Some experts attribute the movement's increased momentum to the rise of the Republican Party. Indeed, collaboration has quietly become a priority for the Bush White House. In August, the administration sponsored the first White House Conference on Cooperative Conservation, dedicated to promoting the "appropriate inclusion of local participation in Federal decision making."
Collaboration has found another champion in Senator Crapo. In December, he proposed amending the Endangered Species Act to encourage broad-based local groups to find collaborative solutions to wildlife decline.
Other experts attribute the impetus to a rising dissatisfaction with the strict gospel of conservation and the resulting stalemates. In its place, a more temperate approach, the so-called "wise-use" ideology, is gaining ground, says Kirk Emerson, director of the US Institute for Environmental Conflict Resolution in Tucson, Ariz. That ideology, in turn, has given birth to a number of well-funded organizations dedicated to advancing collaborative process. These include The Quivira Coalition in New Mexico, the Sonoran Institute in Arizona, and the Montana-based Red Lodge Clearinghouse.
Not everyone is thrilled by this expansion. The collaborative movement has mostly produced "a lot of talk and little follow-through," says environmentalist Michael McCloskey, who in 1995 wrote a now-famous memo. It warned environmentalists: "A new dogma is emerging as a challenge to us. It embodies the proposition that the best way for the public to determine how to manage its interest in the environment is through collaboration among stakeholders."

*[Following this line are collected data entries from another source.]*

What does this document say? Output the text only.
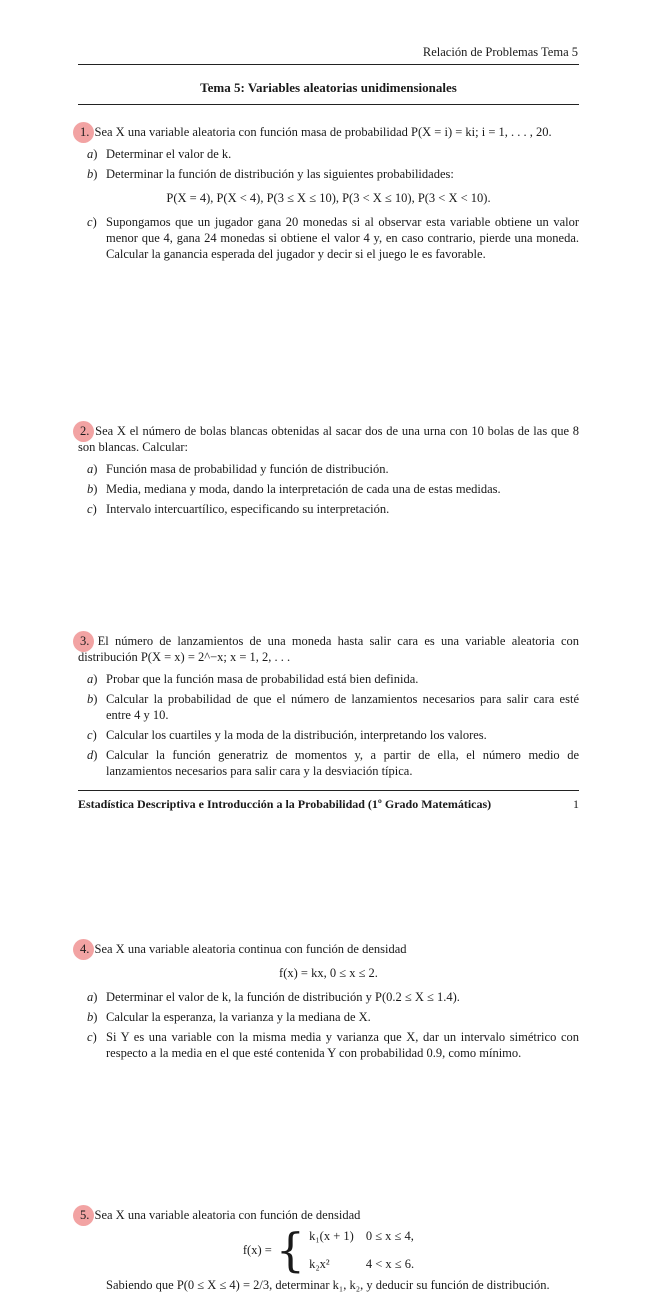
Relación de Problemas Tema 5
Tema 5: Variables aleatorias unidimensionales

1. Sea X una variable aleatoria con función masa de probabilidad P(X = i) = ki; i = 1, . . . , 20.

a) Determinar el valor de k.
b) Determinar la función de distribución y las siguientes probabilidades:
P(X = 4), P(X < 4), P(3 ≤ X ≤ 10), P(3 < X ≤ 10), P(3 < X < 10).
c) Supongamos que un jugador gana 20 monedas si al observar esta variable obtiene un valor menor que 4, gana 24 monedas si obtiene el valor 4 y, en caso contrario, pierde una moneda. Calcular la ganancia esperada del jugador y decir si el juego le es favorable.

2. Sea X el número de bolas blancas obtenidas al sacar dos de una urna con 10 bolas de las que 8 son blancas. Calcular:

a) Función masa de probabilidad y función de distribución.
b) Media, mediana y moda, dando la interpretación de cada una de estas medidas.
c) Intervalo intercuartílico, especificando su interpretación.

3. El número de lanzamientos de una moneda hasta salir cara es una variable aleatoria con distribución P(X = x) = 2^−x; x = 1, 2, . . .

a) Probar que la función masa de probabilidad está bien definida.
b) Calcular la probabilidad de que el número de lanzamientos necesarios para salir cara esté entre 4 y 10.
c) Calcular los cuartiles y la moda de la distribución, interpretando los valores.
d) Calcular la función generatriz de momentos y, a partir de ella, el número medio de lanzamientos necesarios para salir cara y la desviación típica.

4. Sea X una variable aleatoria continua con función de densidad

f(x) = kx, 0 ≤ x ≤ 2.
a) Determinar el valor de k, la función de distribución y P(0.2 ≤ X ≤ 1.4).
b) Calcular la esperanza, la varianza y la mediana de X.
c) Si Y es una variable con la misma media y varianza que X, dar un intervalo simétrico con respecto a la media en el que esté contenida Y con probabilidad 0.9, como mínimo.

5. Sea X una variable aleatoria con función de densidad

f(x) = { k₁(x + 1) 0 ≤ x ≤ 4,
k₂x²	4 < x ≤ 6.

Sabiendo que P(0 ≤ X ≤ 4) = 2/3, determinar k₁, k₂, y deducir su función de distribución.

Estadística Descriptiva e Introducción a la Probabilidad (1º Grado Matemáticas)	1
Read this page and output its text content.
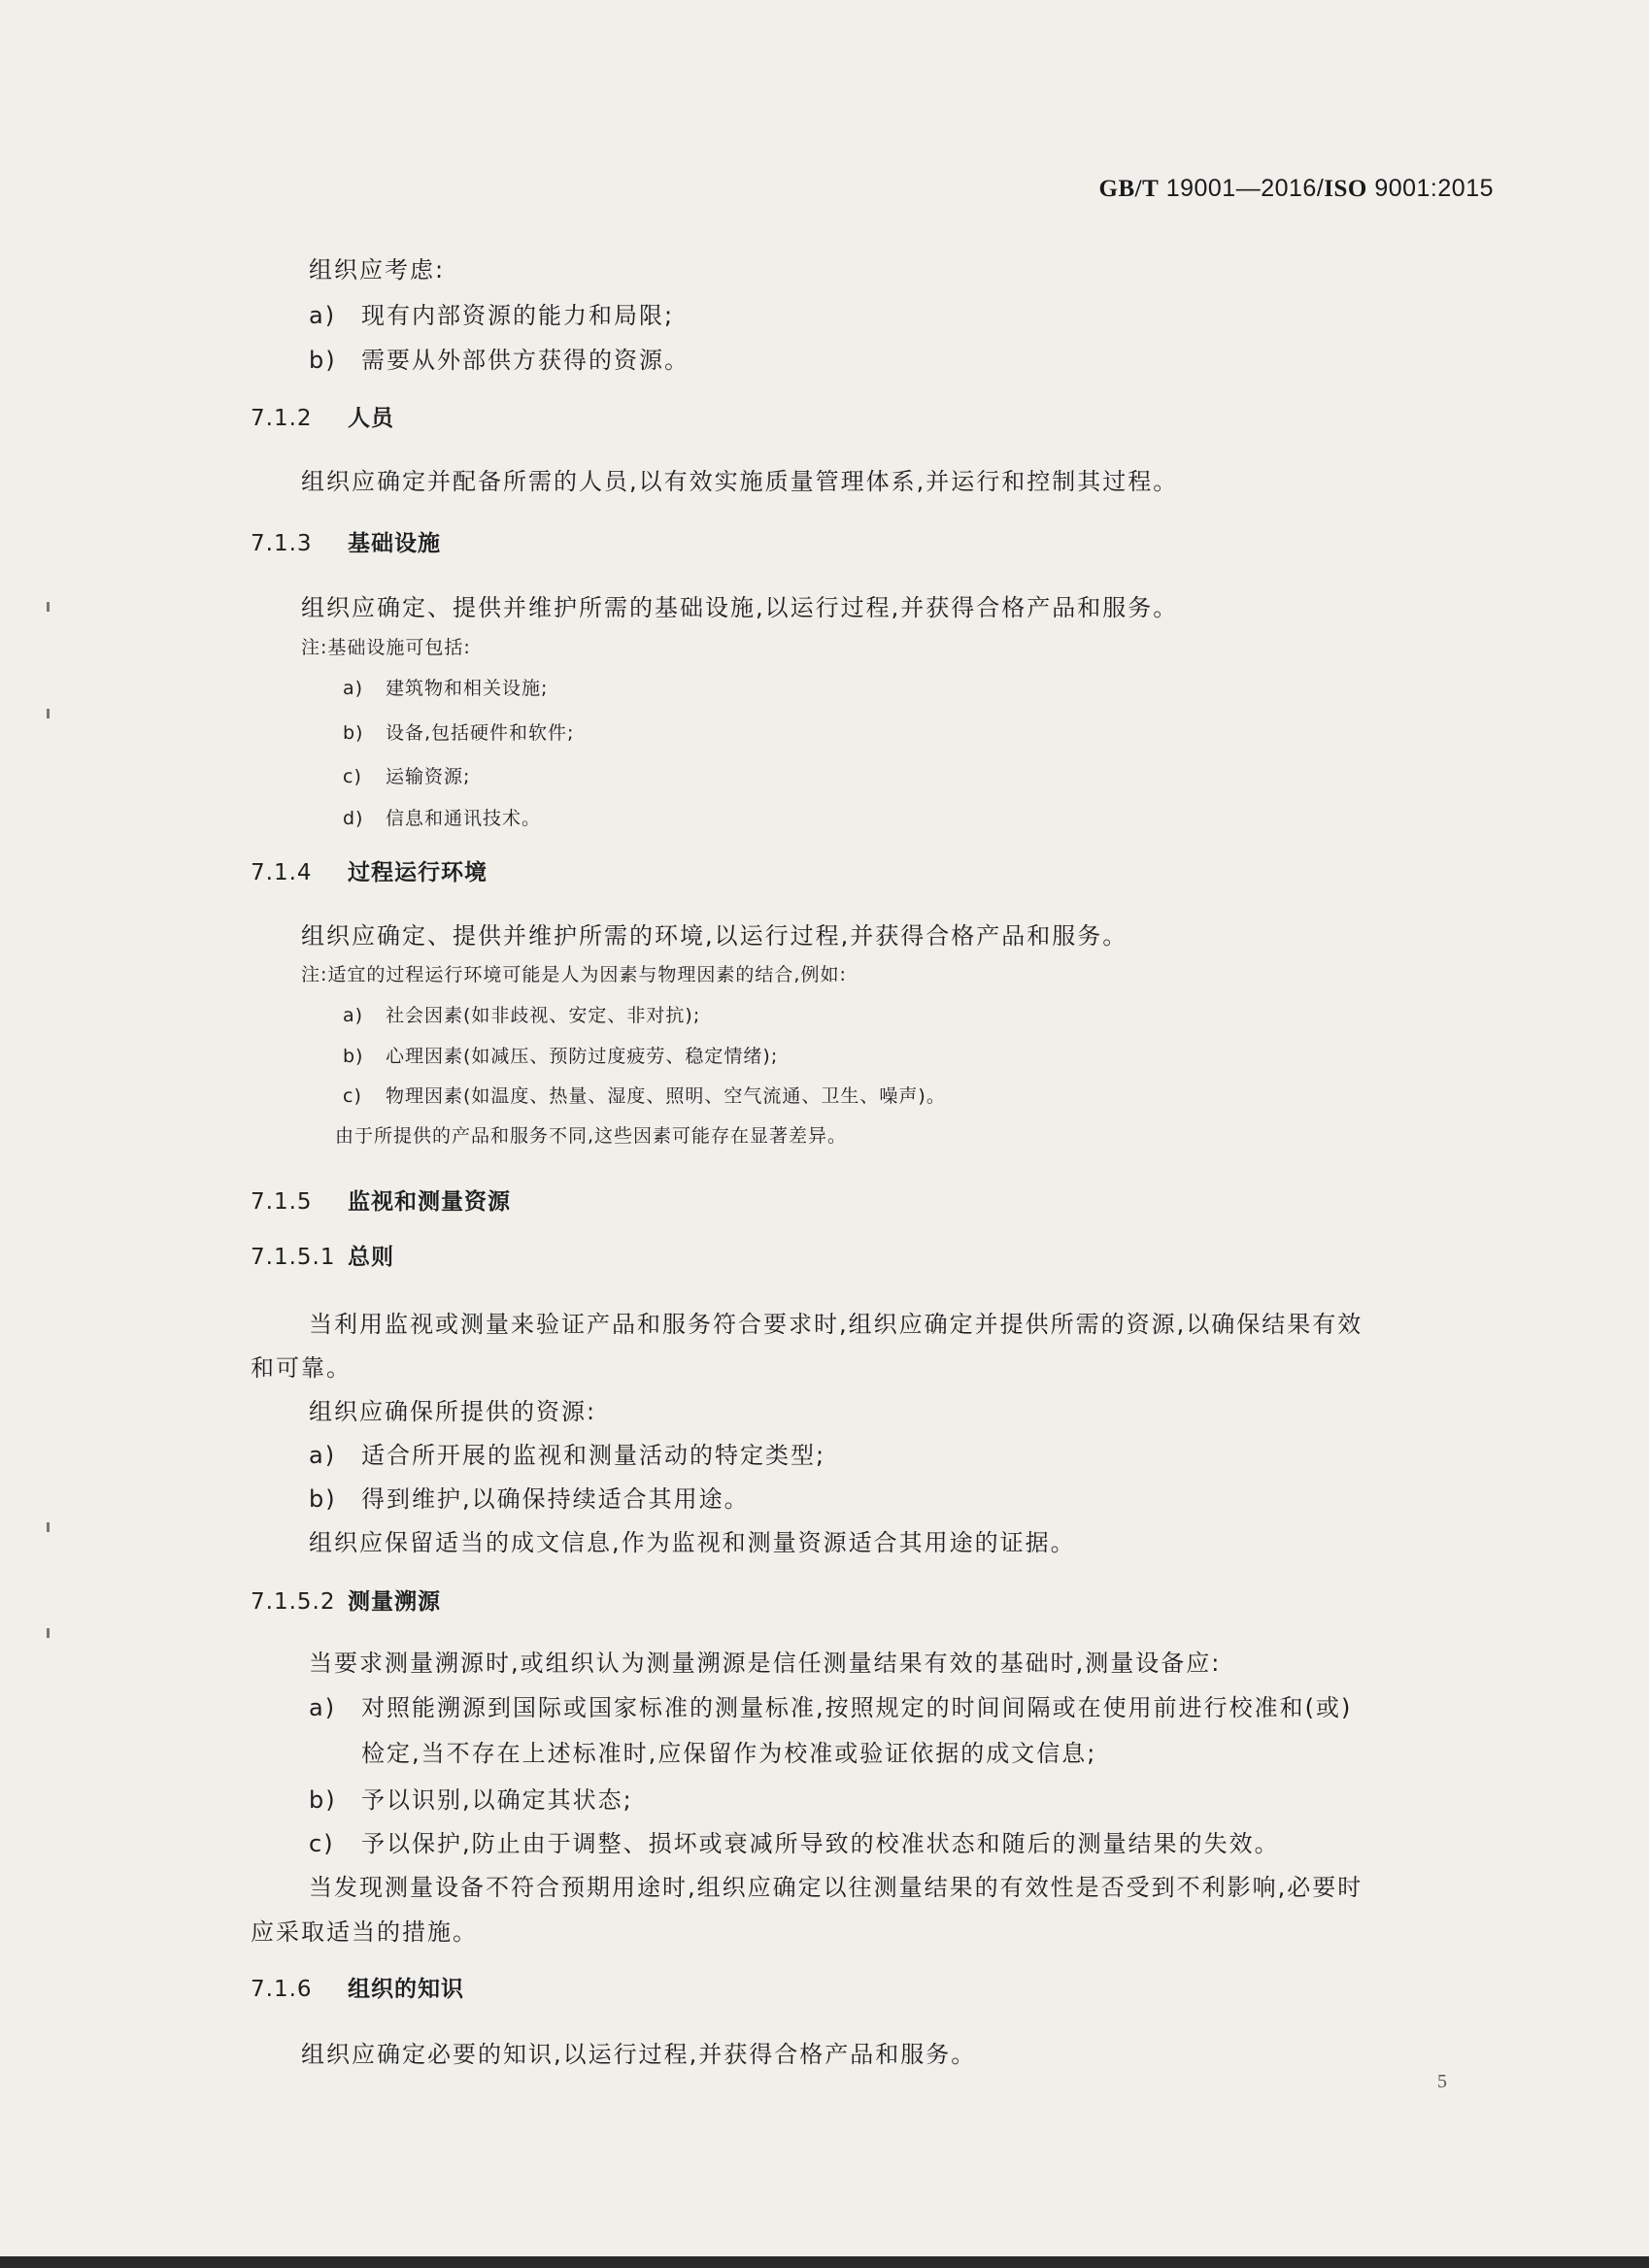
GB/T 19001—2016/ISO 9001:2015
组织应考虑:
a) 现有内部资源的能力和局限;
b) 需要从外部供方获得的资源。
7.1.2 人员
组织应确定并配备所需的人员,以有效实施质量管理体系,并运行和控制其过程。
7.1.3 基础设施
组织应确定、提供并维护所需的基础设施,以运行过程,并获得合格产品和服务。
注:基础设施可包括:
a) 建筑物和相关设施;
b) 设备,包括硬件和软件;
c) 运输资源;
d) 信息和通讯技术。
7.1.4 过程运行环境
组织应确定、提供并维护所需的环境,以运行过程,并获得合格产品和服务。
注:适宜的过程运行环境可能是人为因素与物理因素的结合,例如:
a) 社会因素(如非歧视、安定、非对抗);
b) 心理因素(如减压、预防过度疲劳、稳定情绪);
c) 物理因素(如温度、热量、湿度、照明、空气流通、卫生、噪声)。
由于所提供的产品和服务不同,这些因素可能存在显著差异。
7.1.5 监视和测量资源
7.1.5.1 总则
当利用监视或测量来验证产品和服务符合要求时,组织应确定并提供所需的资源,以确保结果有效
和可靠。
组织应确保所提供的资源:
a) 适合所开展的监视和测量活动的特定类型;
b) 得到维护,以确保持续适合其用途。
组织应保留适当的成文信息,作为监视和测量资源适合其用途的证据。
7.1.5.2 测量溯源
当要求测量溯源时,或组织认为测量溯源是信任测量结果有效的基础时,测量设备应:
a) 对照能溯源到国际或国家标准的测量标准,按照规定的时间间隔或在使用前进行校准和(或)
检定,当不存在上述标准时,应保留作为校准或验证依据的成文信息;
b) 予以识别,以确定其状态;
c) 予以保护,防止由于调整、损坏或衰减所导致的校准状态和随后的测量结果的失效。
当发现测量设备不符合预期用途时,组织应确定以往测量结果的有效性是否受到不利影响,必要时
应采取适当的措施。
7.1.6 组织的知识
组织应确定必要的知识,以运行过程,并获得合格产品和服务。
5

Ten years later, he remains unimpressed. He argues that the main reason conservationists increasingly turn to compromise is that the federal government is failing to do its job protecting the environment. Also, many collaborative groups set the bar so low that they declare success if they can get all the stakeholders to the table, he says.
Indeed, there remains little hard evidence that collaboration works in the long term, experts agree. This is partly because few researchers follow the trend, partly because the collaborations frequently span so many years that they're hard for researchers to track.
For proponents, however, anecdotes have long filled in for proof. "In almost every case you find people who have fought those old wars over and over again," says Daniel Kemmis, senior fellow at the Center for the Rocky Mountain West in Missoula, Mont. "These old warriors have agreed to lay down their arms and see if there is an alternative answer."